Friday, May 20, 2022
Black History: Blacks in the NBA
By Jason Lewis (Sports Editor)
Published February 23, 2011

Earl Lloyd (No. 11) and Jim Tucker (No. 14) were the first two black NBA players to play on a championship team when the Syracuse Nationals won the title in 1955.

In the early days there were no black NBA players, but it did not take long for roles to be reversed.


By Jason Lewis
Sentinel Sports Editor
[email protected]

At the NBA Jam Session there was an exhibit that showed the team photo from every NBA championship team, dating back to the 1946 –47 season. 

Starting from the first NBA championship team in 1947, the photo of the Philadelphia Warriors is a complete contrast to what we have seen over the past 50+ years in the NBA. 
All of the players in the photo were white.

That was true for every championship team photo through the 1953 –54 season, when the Minneapolis Lakers won their fifth championship. 

The first photo with a black player was the 1954 –55 Syracuse Nationals championship photo.  On that team were two black players, Earl Lloyd and Jim Tucker. 

Lloyd was the first black player ever to play in the NBA.  He was selected in the ninth round by the Washington Capitols, and he made his debut on October 31, 1950, in the season opener against the Rochester Royals. 


Lloyd was born in Alexandria, Virginia, and played college basketball at West Virginia State College.  Before playing for the Capitols, Lloyd said that he had never sat next to or spoken to a white person before. 

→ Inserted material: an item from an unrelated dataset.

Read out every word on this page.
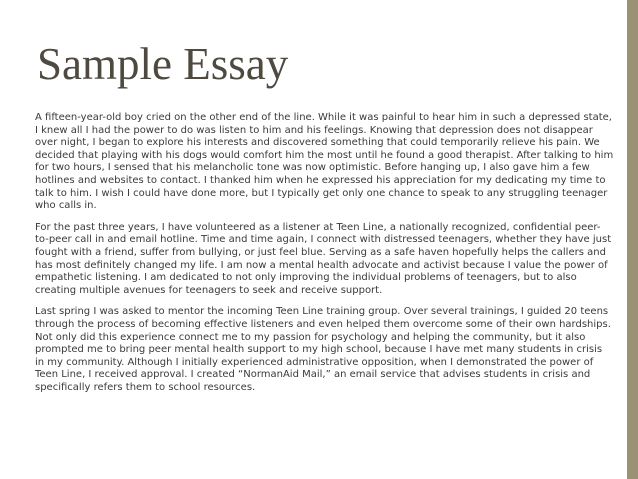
Sample Essay

A fifteen-year-old boy cried on the other end of the line. While it was painful to hear him in such a depressed state, I knew all I had the power to do was listen to him and his feelings. Knowing that depression does not disappear over night, I began to explore his interests and discovered something that could temporarily relieve his pain. We decided that playing with his dogs would comfort him the most until he found a good therapist. After talking to him for two hours, I sensed that his melancholic tone was now optimistic. Before hanging up, I also gave him a few hotlines and websites to contact. I thanked him when he expressed his appreciation for my dedicating my time to talk to him. I wish I could have done more, but I typically get only one chance to speak to any struggling teenager who calls in.

For the past three years, I have volunteered as a listener at Teen Line, a nationally recognized, confidential peer-to-peer call in and email hotline. Time and time again, I connect with distressed teenagers, whether they have just fought with a friend, suffer from bullying, or just feel blue. Serving as a safe haven hopefully helps the callers and has most definitely changed my life. I am now a mental health advocate and activist because I value the power of empathetic listening. I am dedicated to not only improving the individual problems of teenagers, but to also creating multiple avenues for teenagers to seek and receive support.

Last spring I was asked to mentor the incoming Teen Line training group. Over several trainings, I guided 20 teens through the process of becoming effective listeners and even helped them overcome some of their own hardships. Not only did this experience connect me to my passion for psychology and helping the community, but it also prompted me to bring peer mental health support to my high school, because I have met many students in crisis in my community. Although I initially experienced administrative opposition, when I demonstrated the power of Teen Line, I received approval. I created “NormanAid Mail,” an email service that advises students in crisis and specifically refers them to school resources.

In 1950 there were two other black players.  Chuck Cooper was the first black player drafted into the NBA when the Boston Celtics selected him in the second round, and Nat “Sweetwater” Clifton was the first black player to sign an NBA contract when the New York Knicks signed him on May 24, 1950. 

Lloyd became the first black player to play in a game due to scheduling.   The Capitols started the 1950 season a day before the Celtics and Knicks did. 

When the Celtics won their first championship in 1957, the only black player on the team was Bill Russell, but the NBA was quickly changing as it was obvious that the black players were more athletic than the whites. 

By the Celtics 1966 championship team, they had seven black players on the team.    

Going down the line of championship photos at the NBA Jam Session, a viewer can see that the league became “blacker” in a very short period of time.  By the 1970s, every photo had more black players than white, and in the Lakers 2000 championship team photo, there was only one white player, Travis Knight.  The other 14 players were all black.

Today about 80 percent of the NBA players are black, and that number has shown no signs of decreasing.